Он свернул за угол и решительным шагом вошел во двор чужого дома. За ним, слегка отставая, чуть-чуть колеблясь, пошел и Саша.

Пересекши темный двор, Яковлев уверенно подошел к какой-то двери. Но тут смелость неожиданно покинула его.

- Понимаешь, - сказал он задумчиво, - как будто это тот самый двор. А может, не тот…

- А я-то почем знаю! - сказал Саша, хмурясь и покусывая губы. - Если не тот, так нечего и время зря терять. Идем ко мне.

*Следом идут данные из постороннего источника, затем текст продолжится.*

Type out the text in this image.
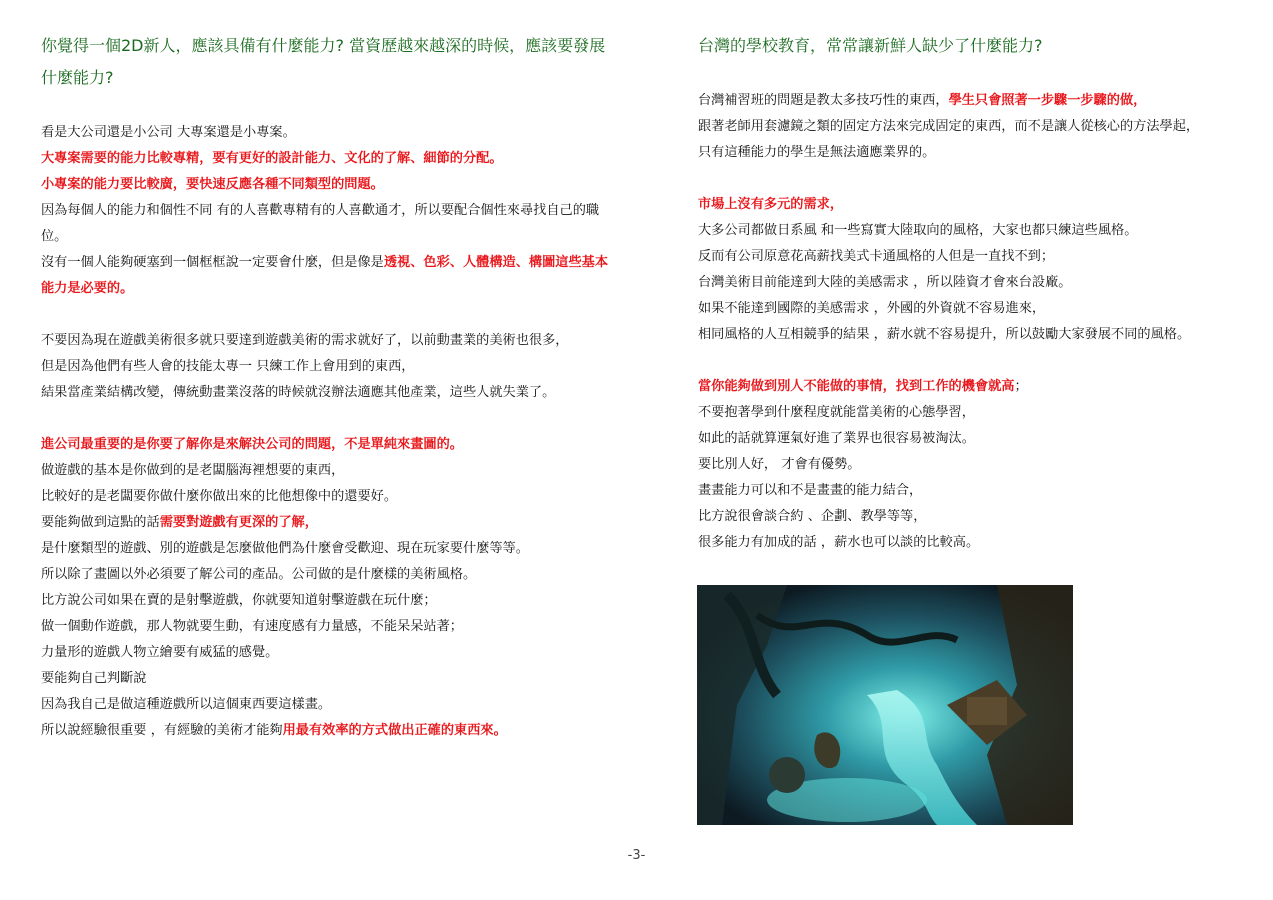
你覺得一個2D新人，應該具備有什麼能力? 當資歷越來越深的時候，應該要發展什麼能力?
看是大公司還是小公司 大專案還是小專案。
大專案需要的能力比較專精，要有更好的設計能力、文化的了解、細節的分配。
小專案的能力要比較廣，要快速反應各種不同類型的問題。
因為每個人的能力和個性不同 有的人喜歡專精有的人喜歡通才，所以要配合個性來尋找自己的職位。
沒有一個人能夠硬塞到一個框框說一定要會什麼，但是像是透視、色彩、人體構造、構圖這些基本能力是必要的。
不要因為現在遊戲美術很多就只要達到遊戲美術的需求就好了，以前動畫業的美術也很多，
但是因為他們有些人會的技能太專一 只練工作上會用到的東西，
結果當產業結構改變，傳統動畫業沒落的時候就沒辦法適應其他產業，這些人就失業了。
進公司最重要的是你要了解你是來解決公司的問題，不是單純來畫圖的。
做遊戲的基本是你做到的是老闆腦海裡想要的東西，
比較好的是老闆要你做什麼你做出來的比他想像中的還要好。
要能夠做到這點的話需要對遊戲有更深的了解，
是什麼類型的遊戲、別的遊戲是怎麼做他們為什麼會受歡迎、現在玩家要什麼等等。
所以除了畫圖以外必須要了解公司的產品。公司做的是什麼樣的美術風格。
比方說公司如果在賣的是射擊遊戲，你就要知道射擊遊戲在玩什麼；
做一個動作遊戲，那人物就要生動，有速度感有力量感，不能呆呆站著；
力量形的遊戲人物立繪要有威猛的感覺。
要能夠自己判斷說
因為我自己是做這種遊戲所以這個東西要這樣畫。
所以說經驗很重要 ，有經驗的美術才能夠用最有效率的方式做出正確的東西來。
台灣的學校教育，常常讓新鮮人缺少了什麼能力?
台灣補習班的問題是教太多技巧性的東西，學生只會照著一步驟一步驟的做，
跟著老師用套濾鏡之類的固定方法來完成固定的東西，而不是讓人從核心的方法學起，
只有這種能力的學生是無法適應業界的。
市場上沒有多元的需求，
大多公司都做日系風 和一些寫實大陸取向的風格，大家也都只練這些風格。
反而有公司原意花高薪找美式卡通風格的人但是一直找不到；
台灣美術目前能達到大陸的美感需求 ，所以陸資才會來台設廠。
如果不能達到國際的美感需求 ，外國的外資就不容易進來，
相同風格的人互相競爭的結果 ，薪水就不容易提升，所以鼓勵大家發展不同的風格。
當你能夠做到別人不能做的事情，找到工作的機會就高；
不要抱著學到什麼程度就能當美術的心態學習，
如此的話就算運氣好進了業界也很容易被淘汰。
要比別人好， 才會有優勢。
畫畫能力可以和不是畫畫的能力結合，
比方說很會談合約 、企劃、教學等等，
很多能力有加成的話 ，薪水也可以談的比較高。
-3-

- Нет, по-моему, все-таки тот…

- Ну, так тогда иди и постарайся обернуться побыстрее, - сердито сказал Саша. - Не засиживайся, пожалуйста, у этого своего приятеля. Уже совсем стемнело.

- Не засиживаться? - удивленно и простодушно спросил Даня. - Да нет, я не засижусь, не беспокойся.

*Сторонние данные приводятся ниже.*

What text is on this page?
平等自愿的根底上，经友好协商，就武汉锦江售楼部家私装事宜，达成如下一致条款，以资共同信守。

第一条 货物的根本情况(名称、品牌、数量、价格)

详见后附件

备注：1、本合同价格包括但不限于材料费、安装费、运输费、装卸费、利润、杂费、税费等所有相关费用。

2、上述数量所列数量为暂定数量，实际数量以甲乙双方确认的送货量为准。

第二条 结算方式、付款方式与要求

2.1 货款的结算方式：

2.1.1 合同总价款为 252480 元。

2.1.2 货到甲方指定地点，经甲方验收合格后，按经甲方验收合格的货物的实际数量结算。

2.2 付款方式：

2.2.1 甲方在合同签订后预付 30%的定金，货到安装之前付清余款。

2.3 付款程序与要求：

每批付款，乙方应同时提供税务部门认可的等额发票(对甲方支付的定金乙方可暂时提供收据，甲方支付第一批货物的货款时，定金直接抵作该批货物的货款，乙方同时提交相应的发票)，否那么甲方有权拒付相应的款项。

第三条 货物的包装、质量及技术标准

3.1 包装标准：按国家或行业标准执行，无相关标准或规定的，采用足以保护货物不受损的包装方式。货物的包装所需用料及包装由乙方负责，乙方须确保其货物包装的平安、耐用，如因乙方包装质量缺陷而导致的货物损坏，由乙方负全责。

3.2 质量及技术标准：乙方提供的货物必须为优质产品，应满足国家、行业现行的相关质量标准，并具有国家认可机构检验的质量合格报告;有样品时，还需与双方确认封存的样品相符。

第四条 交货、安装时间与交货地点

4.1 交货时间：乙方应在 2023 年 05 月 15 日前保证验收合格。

Сказавши это, он поглядел зачем-то в освещенное окошко полуподвального помещения, где и в самом деле, судя по внешним признакам, жил местный дворник. Поглядел, вздохнул и, покусывая палец варежки, переспросил нерешительно:

- Так ты говоришь - не задерживаться?

Петровский молчал, но Яковлеву показалось, что в глазах товарища блеснул насмешливый огонек.

Даня отвернулся и приник лбом к запотевшему окошку. При скудном свете маленькой лампочки, поблескивавшей в дворницкой, он разглядел широкую спину человека, сидевшего за столом. В углу комнаты стояли лопаты, метелка. Мешков не было видно.

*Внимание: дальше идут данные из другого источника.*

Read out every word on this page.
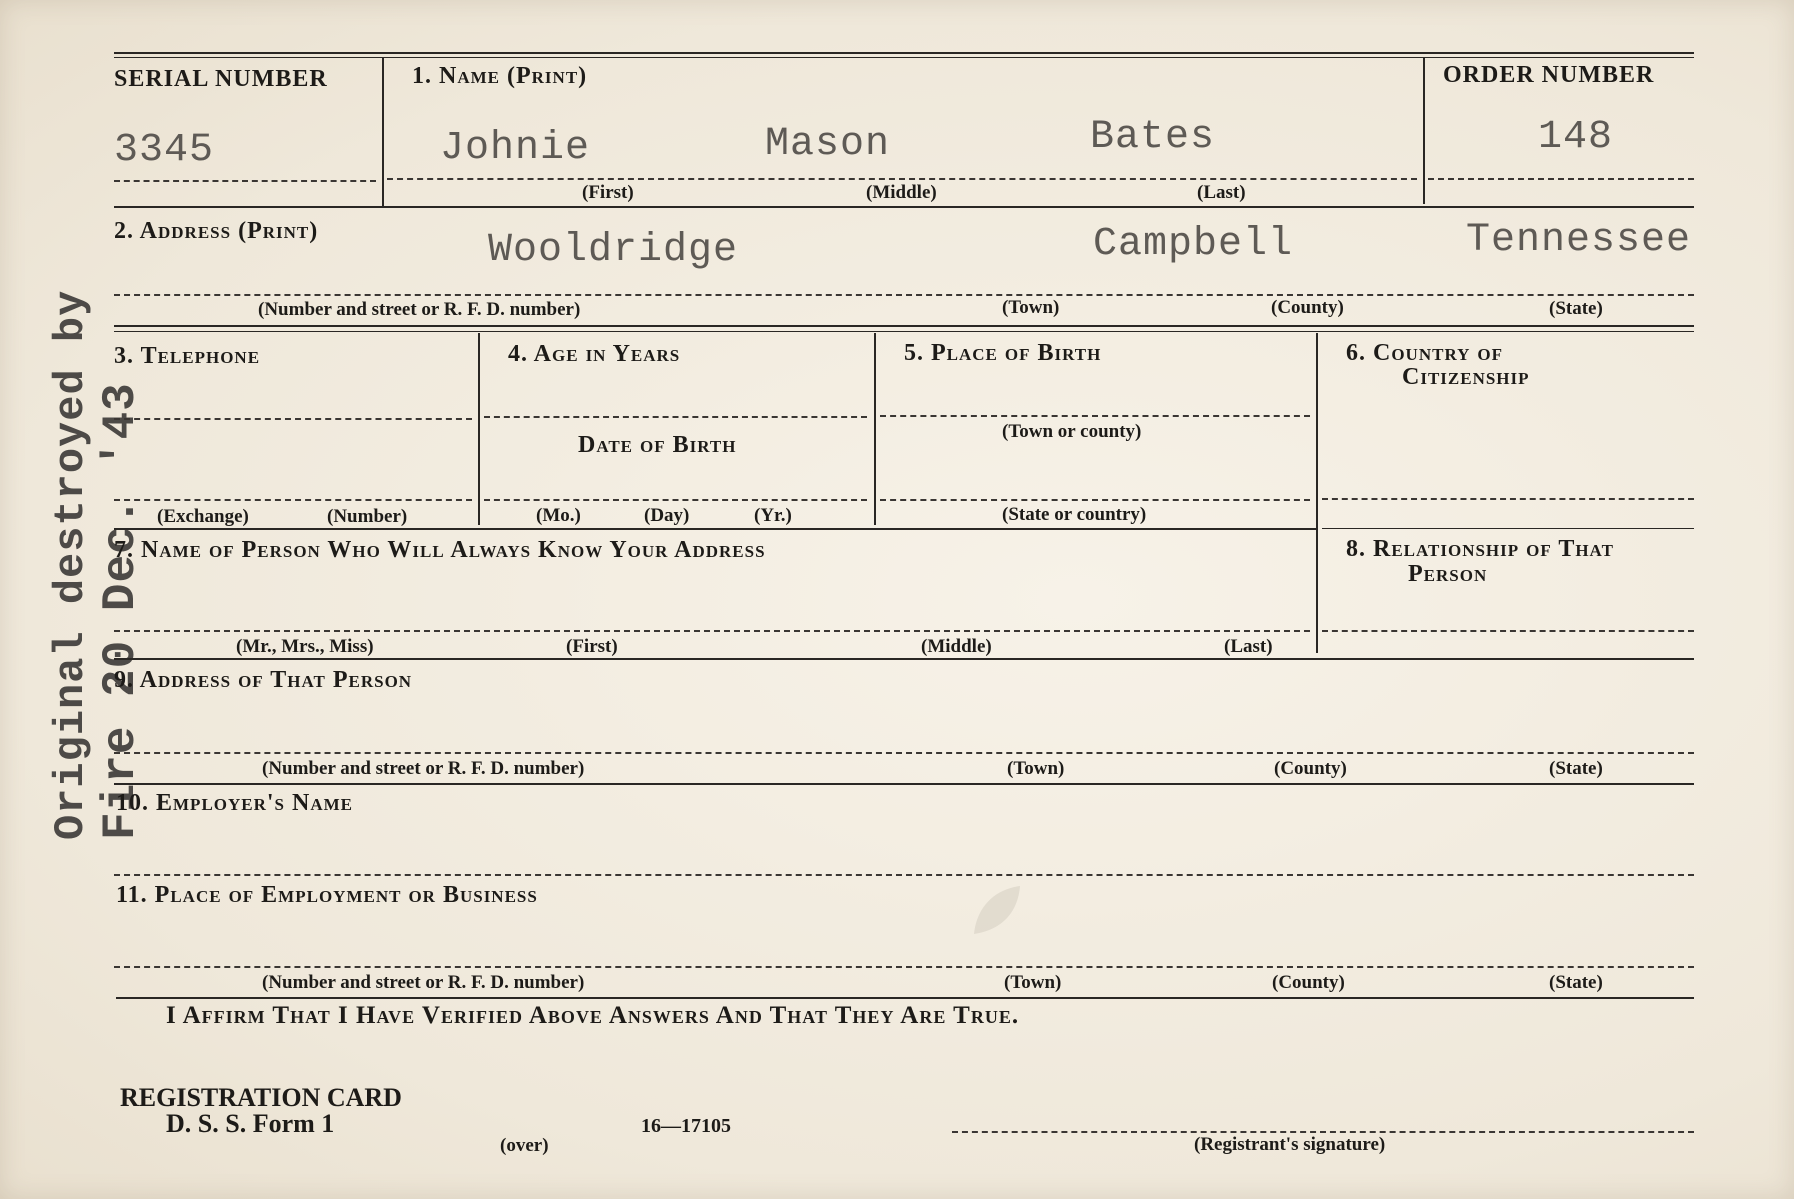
Original destroyed by Fire 20 Dec. '43
SERIAL NUMBER
3345
1. Name (Print)
Johnie	Mason	Bates
(First)	(Middle)	(Last)
ORDER NUMBER
148
2. Address (Print)	Wooldridge	Campbell	Tennessee
(Number and street or R. F. D. number)	(Town)	(County)	(State)
3. Telephone
(Exchange)	(Number)
4. Age in Years
Date of Birth
(Mo.)	(Day)	(Yr.)
5. Place of Birth
(Town or county)
(State or country)
6. Country of
Citizenship
7. Name of Person Who Will Always Know Your Address
(Mr., Mrs., Miss)	(First)	(Middle)	(Last)
8. Relationship of That
Person
9. Address of That Person
(Number and street or R. F. D. number)	(Town)	(County)	(State)
10. Employer's Name
11. Place of Employment or Business
(Number and street or R. F. D. number)	(Town)	(County)	(State)
I Affirm That I Have Verified Above Answers And That They Are True.
REGISTRATION CARD
D. S. S. Form 1
(over)
16—17105
(Registrant's signature)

- Ну что же? - спросил Петровский нетерпеливо. - Если ты не решаешься войти - скажи прямо! Тогда пойду я… Хотя лучше было бы взять мешки из дому.

- Не решаюсь? С чего ты взял? - И Даня на минуту сделался серьезным. - Вот еще - дворников бояться!..

Но тут дверь внизу отворилась, из темной щели показалась обмотанная платком голова, и сердитый женский голос спросил:

- Чего надо? Безобразить на чужой двор пришли?

Даня быстро глянул на молчаливо стоявшую в полутьме двора прямую фигуру товарища и вдруг, решительно отстранив стоящую в дверях женщину, сказал:

- Разрешите, разрешите-ка на минутку пройти в помещение, гражданочка.

- Чего? - спросила, удивившись, дворничиха.

Он, не отвечая, юркнул в коридор.

Дверь захлопнулась.

Саша остался один во дворе и стал ждать.

С удивительной быстротой зажигалась цепь огней в окнах. Сперва появились в этой цепи лишь отдельные светящиеся звенья. Затем сплошные цепочки зажегшихся огней протянулись по всему фасаду, и лишь изредка то тут, то там выпадало из яркой огневой ленты слепое, темное звено. Но с каждой минутой темных точек становилось все меньше и меньше. Окна, широкие и узкие, светились разноцветными огнями. Некоторые из них были затемнены шторами, другие - тюлевыми занавесками. Но многие стояли совсем открытые, ничем не завешенные, отвечая прямым взглядом на Сашин взгляд.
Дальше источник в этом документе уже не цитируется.